All over Canada and the United States, a new trend is developing. Many older adults and retirees are relocating to college towns and settling down near their alma maters. There are several reasons why this movement is picking up steam.
A Slower Pace
While Vancouver is not a “college town” proper, the University of British Columbia's campus offers a slight respite from the bustling activity of the metro area. Students are concerned about making it to class on time, but they are not aggressively plowing through traffic trying to get back to their families at five o'clock.
Many students on campus do not own cars. The area of Point Grey where UBC is located has a relatively low traffic flow and far less population density than nearby downtown Vancouver. All of these factors mean a more leisurely atmosphere, peppered with the excitement of learning.
This laid back attitude is aided by the breathtaking scenery in the vicinity. Beautiful beaches surround Point Grey; they offer a tempting way to unwind during a free afternoon.
Lower Cost of Living
Students generally have very little to no income. Savvy business owners will cater to less affluent clientele; many shops in Point Grey do just that. Bulk produce, inexpensive lunches and affordable services all abound near UBC for this exact reason.
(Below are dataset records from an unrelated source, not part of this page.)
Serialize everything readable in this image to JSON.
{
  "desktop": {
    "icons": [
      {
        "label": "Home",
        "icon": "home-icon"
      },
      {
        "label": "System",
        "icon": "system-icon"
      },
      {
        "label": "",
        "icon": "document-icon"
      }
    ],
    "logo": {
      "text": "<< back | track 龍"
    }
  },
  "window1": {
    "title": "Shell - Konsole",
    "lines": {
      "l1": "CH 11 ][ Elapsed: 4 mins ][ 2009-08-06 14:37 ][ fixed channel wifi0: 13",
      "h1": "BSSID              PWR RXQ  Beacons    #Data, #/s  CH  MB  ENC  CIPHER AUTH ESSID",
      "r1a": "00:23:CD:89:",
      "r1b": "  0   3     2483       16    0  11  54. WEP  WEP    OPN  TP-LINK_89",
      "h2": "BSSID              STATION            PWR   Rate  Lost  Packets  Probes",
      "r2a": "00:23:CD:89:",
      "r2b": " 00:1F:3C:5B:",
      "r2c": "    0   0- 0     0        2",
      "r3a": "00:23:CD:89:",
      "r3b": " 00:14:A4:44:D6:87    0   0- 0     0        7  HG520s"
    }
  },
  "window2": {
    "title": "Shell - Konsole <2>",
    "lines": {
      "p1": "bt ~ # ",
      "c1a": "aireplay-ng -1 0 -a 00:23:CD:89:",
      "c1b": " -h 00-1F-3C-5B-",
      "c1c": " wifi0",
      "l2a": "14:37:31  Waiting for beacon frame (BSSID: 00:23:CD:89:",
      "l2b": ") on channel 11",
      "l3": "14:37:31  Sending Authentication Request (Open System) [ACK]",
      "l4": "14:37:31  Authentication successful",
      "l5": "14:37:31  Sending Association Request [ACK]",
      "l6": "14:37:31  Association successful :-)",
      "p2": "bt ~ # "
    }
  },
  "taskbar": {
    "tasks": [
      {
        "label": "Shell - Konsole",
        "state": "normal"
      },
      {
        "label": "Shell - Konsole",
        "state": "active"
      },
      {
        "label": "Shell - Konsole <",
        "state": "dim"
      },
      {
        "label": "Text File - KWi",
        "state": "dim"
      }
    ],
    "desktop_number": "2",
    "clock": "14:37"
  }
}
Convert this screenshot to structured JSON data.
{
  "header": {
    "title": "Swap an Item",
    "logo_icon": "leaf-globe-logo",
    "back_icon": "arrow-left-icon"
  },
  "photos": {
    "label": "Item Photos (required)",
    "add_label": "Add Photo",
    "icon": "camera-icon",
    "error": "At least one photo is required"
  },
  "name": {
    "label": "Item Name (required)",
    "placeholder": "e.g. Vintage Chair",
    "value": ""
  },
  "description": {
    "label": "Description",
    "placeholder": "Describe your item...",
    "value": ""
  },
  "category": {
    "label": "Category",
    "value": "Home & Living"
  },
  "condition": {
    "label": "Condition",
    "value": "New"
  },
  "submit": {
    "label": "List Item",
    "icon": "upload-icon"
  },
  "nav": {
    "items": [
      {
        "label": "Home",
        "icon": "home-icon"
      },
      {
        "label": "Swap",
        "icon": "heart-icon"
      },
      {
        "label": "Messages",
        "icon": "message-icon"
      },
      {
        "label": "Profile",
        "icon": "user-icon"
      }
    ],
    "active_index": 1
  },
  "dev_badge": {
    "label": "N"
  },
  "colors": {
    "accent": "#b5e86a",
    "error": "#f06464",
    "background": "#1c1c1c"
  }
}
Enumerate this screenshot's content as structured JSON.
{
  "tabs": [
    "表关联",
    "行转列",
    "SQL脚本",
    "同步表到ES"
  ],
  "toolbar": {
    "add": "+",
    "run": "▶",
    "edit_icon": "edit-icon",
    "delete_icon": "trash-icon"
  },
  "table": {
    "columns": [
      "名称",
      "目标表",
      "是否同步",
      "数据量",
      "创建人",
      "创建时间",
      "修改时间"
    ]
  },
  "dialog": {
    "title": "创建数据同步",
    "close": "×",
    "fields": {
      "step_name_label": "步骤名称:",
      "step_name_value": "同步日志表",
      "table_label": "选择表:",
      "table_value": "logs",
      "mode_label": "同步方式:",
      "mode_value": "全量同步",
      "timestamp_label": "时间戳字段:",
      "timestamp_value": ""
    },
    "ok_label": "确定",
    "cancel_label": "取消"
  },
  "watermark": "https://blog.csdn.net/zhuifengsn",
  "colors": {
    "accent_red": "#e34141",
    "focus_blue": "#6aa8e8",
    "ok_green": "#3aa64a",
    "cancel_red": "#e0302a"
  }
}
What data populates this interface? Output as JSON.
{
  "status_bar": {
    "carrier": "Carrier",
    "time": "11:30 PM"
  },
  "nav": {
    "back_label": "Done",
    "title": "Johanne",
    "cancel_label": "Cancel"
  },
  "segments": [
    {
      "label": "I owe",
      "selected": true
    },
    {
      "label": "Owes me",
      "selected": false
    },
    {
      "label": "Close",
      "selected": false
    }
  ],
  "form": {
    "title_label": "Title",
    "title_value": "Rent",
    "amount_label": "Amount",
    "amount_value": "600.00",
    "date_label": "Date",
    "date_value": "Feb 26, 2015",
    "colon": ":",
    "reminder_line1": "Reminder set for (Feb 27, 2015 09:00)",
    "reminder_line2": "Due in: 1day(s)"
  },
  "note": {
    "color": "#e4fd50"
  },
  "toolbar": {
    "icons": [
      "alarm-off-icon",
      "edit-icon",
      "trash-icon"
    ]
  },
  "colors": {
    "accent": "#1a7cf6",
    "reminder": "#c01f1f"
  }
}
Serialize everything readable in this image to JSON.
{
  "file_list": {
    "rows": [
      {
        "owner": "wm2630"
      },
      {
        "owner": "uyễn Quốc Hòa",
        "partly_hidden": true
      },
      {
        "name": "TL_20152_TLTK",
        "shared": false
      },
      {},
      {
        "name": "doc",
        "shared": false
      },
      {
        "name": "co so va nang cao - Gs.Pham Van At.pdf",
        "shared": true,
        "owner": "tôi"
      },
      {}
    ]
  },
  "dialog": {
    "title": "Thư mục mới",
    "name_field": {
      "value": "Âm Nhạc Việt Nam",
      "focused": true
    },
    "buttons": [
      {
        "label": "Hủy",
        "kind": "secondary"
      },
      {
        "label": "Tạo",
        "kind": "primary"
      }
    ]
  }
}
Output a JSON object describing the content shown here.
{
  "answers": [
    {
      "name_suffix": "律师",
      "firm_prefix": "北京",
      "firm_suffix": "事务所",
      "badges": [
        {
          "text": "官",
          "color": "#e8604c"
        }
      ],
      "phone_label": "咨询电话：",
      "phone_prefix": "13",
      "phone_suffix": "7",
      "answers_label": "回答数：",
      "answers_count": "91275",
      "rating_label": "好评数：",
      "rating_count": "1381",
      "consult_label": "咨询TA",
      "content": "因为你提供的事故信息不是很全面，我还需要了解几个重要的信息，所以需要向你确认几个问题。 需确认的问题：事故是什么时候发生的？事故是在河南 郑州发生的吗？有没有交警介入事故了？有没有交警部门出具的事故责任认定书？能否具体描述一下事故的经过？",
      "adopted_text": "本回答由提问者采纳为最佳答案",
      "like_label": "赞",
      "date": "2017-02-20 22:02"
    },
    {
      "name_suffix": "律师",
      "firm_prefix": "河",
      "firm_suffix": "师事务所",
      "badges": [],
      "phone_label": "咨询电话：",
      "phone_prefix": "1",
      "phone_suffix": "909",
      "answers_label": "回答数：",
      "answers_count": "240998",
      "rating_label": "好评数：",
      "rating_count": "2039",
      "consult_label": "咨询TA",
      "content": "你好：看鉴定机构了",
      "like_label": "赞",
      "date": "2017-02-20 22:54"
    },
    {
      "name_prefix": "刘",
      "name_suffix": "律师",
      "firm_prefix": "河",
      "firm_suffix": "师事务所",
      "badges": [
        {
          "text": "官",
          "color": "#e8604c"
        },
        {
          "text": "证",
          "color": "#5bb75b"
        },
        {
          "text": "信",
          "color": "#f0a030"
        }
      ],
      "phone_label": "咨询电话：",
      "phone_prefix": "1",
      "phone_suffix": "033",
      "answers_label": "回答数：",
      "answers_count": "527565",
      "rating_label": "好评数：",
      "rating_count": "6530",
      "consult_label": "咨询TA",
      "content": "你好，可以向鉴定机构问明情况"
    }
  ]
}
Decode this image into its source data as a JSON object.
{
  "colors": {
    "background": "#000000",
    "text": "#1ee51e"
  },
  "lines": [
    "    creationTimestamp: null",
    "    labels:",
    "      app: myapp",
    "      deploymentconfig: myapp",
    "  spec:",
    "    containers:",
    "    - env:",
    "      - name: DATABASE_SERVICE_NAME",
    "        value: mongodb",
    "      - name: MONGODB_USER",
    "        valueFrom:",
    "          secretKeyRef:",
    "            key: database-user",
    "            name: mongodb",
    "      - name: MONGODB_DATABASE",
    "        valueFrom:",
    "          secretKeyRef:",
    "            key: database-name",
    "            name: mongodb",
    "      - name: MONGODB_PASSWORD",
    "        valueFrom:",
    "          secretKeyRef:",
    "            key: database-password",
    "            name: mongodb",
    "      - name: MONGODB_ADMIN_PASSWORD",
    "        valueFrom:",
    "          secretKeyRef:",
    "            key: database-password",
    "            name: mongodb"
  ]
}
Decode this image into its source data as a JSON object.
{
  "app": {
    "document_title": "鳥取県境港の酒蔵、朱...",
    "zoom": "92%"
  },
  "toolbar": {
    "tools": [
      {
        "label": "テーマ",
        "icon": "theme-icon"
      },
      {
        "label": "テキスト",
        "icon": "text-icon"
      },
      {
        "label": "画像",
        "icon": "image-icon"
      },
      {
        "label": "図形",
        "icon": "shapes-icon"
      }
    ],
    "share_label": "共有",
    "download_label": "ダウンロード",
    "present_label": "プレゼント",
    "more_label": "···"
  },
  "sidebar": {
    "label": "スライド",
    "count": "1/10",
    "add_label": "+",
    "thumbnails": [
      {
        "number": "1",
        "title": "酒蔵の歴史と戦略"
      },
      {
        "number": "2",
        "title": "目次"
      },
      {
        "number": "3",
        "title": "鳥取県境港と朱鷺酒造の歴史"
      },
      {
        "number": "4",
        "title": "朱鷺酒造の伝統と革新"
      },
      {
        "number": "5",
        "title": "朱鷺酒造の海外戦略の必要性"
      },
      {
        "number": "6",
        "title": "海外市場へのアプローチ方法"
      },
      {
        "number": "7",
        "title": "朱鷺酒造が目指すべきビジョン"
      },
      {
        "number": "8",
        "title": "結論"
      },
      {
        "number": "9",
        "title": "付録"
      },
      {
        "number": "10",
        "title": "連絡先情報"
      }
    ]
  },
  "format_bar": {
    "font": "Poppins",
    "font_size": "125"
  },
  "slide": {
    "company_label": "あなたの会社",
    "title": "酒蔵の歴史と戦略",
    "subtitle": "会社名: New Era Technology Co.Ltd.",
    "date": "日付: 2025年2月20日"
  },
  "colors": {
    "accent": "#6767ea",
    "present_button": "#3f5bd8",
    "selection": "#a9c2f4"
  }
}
If you are a sports fan, the UBC Thunderbirds have countless teams for you to cheer for. If you are a fan of hockey, basketball, rugby, swimming, soccer or any other major team sport, you can find a local team to root for.
Many club sports are popular at UBC as well. You can enjoy watching the fencing group take on other schools, or watch students battle it out on the chess board or pool table.
If sports are not your thing, there are events being held nearly every day of the year. Colleges tend to attract world-renowned performers and guest speakers. Lectures, special exhibitions, musical performances and plays can all fill out your calendar.
The esteemed Vancouver Symphony Orchestra also frequently plays at UBC's Chan Centre during their concert events.
While no area is 100 percent “recession proof,” college towns are not subject to the fickleness of other market speculation. Students and professors will always need housing, and local businesses will always be there to support them.
When you purchase a property near a campus, you can rest assured that you will be well-insulated from the booms and busts of other real estate markets. Your investment will be protected and there will always be a demand for your property should you ever choose to sell.